Ce n'est pas la mort qui nous prend ceux que nous aimons ; elle nous les garde au contraire et les fixe dans leur jeunesse adorable …; c'est la vie qui dissout l'amour.
François Mauriac – Le désert de l'amour
Il est vrai que Mauriac parle ici plus particulièrement de l’amour, mais pour une fois il me semble que le couple amour/mort est moins pertinent que celui de jeunesse/mort :
– Vous voulez rester jeune ? Mourez jeune.
Il y a des paradoxes qui se dissipent en même temps qu’ils nous apparaissent : celui-ci en est un. Reste à comprendre ce qui se passe.
Pour dire les choses d’une façon un peu abrupte, il faudrait affirmer que l’éternité est celle du souvenir, et que rien d’autre de ce qui est humain n’est éternel. Nous serons à jamais – si toute fois nous accédons à cette forme d’éternité – cette image que les autres auront fixée de nous, et qu’ils transmettront aux autres générations.
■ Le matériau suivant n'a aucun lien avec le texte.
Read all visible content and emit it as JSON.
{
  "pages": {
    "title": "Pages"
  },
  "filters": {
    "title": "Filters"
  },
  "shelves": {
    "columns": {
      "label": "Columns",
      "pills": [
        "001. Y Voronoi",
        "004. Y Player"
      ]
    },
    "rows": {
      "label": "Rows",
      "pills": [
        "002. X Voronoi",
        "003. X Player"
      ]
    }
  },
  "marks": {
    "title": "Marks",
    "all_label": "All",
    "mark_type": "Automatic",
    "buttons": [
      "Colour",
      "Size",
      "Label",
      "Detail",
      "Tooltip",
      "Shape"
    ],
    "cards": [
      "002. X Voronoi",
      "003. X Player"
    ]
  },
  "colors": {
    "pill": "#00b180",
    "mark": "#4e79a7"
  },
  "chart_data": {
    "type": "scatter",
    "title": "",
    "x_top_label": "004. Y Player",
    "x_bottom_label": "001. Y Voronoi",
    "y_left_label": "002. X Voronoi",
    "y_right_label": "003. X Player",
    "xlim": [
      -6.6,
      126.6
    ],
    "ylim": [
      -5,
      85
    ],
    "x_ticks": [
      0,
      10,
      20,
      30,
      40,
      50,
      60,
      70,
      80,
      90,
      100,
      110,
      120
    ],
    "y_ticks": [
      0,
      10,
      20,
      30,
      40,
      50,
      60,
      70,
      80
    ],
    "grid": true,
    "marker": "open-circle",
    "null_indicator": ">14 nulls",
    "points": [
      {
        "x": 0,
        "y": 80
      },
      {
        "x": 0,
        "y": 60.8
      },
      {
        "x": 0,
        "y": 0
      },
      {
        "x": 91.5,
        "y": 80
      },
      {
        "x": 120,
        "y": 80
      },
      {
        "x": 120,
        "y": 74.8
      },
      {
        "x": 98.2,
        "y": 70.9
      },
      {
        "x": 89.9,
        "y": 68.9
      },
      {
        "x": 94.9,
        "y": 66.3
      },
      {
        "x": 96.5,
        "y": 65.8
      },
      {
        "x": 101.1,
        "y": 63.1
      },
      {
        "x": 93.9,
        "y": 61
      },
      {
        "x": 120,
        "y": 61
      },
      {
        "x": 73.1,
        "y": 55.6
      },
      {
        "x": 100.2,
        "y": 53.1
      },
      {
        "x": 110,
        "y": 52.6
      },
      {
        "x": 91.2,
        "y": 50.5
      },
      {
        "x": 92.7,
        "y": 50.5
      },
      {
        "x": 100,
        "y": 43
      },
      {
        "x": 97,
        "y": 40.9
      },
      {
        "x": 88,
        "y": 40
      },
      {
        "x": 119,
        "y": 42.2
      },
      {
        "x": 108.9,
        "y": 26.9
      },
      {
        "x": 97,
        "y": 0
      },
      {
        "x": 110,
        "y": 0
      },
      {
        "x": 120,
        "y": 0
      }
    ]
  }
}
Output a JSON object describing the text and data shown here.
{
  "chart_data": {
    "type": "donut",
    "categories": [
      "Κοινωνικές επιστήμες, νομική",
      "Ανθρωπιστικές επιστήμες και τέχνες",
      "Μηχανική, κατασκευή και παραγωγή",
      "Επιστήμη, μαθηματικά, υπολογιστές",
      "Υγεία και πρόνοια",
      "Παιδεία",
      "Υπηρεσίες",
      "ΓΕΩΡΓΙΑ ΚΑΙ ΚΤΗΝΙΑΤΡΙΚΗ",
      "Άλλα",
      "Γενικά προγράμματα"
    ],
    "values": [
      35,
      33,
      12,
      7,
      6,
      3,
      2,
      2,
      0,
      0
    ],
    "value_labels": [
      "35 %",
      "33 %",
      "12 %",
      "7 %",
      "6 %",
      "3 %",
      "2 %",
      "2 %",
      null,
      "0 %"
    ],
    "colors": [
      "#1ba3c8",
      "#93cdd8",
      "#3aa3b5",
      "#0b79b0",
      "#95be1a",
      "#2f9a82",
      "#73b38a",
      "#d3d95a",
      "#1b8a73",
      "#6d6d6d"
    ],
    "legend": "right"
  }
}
Si cette image est celle d’un jeune être qui n’a pas eu le temps de vieillir, alors c’est elle qui sera « à tout jamais » notre image.
Deux observations :
1 – D’abord on a un peu ici l’idée du péché mortel, celui qui scelle notre destin post-mortem dès lors que nous mourons juste après l’avoir commis et avant de nous en être repentis. Nous resterons pour l’éternité définis cette faute qui nous a damné.
2 – Ensuite, on comprend vite que le souvenir que nous laisserons derrière nous n’a guère de chance de survivre à nos enfants, au mieux à nos petits enfants. Vous avez le souvenir de votre arrière grand-mère, vous ?
Conséquence : si vous voulez être immortel, laissez des œuvres qui vous incarnent : Homère avec l’Iliade, Michel Ange avec la Sixtine, etc…
Oui, mais alors, la jeunesse ? Ce n’est pas mon œuvre que je veux immortelle, c’est MOI, moi JEUNE !
C’est très simple : créez une œuvre géniale très jeune et puis disparaissez à 20 ans, comme Evariste Gallois.
Vous avez passé l’âge ? Pas grave : attendez votre prochaine réincarnation.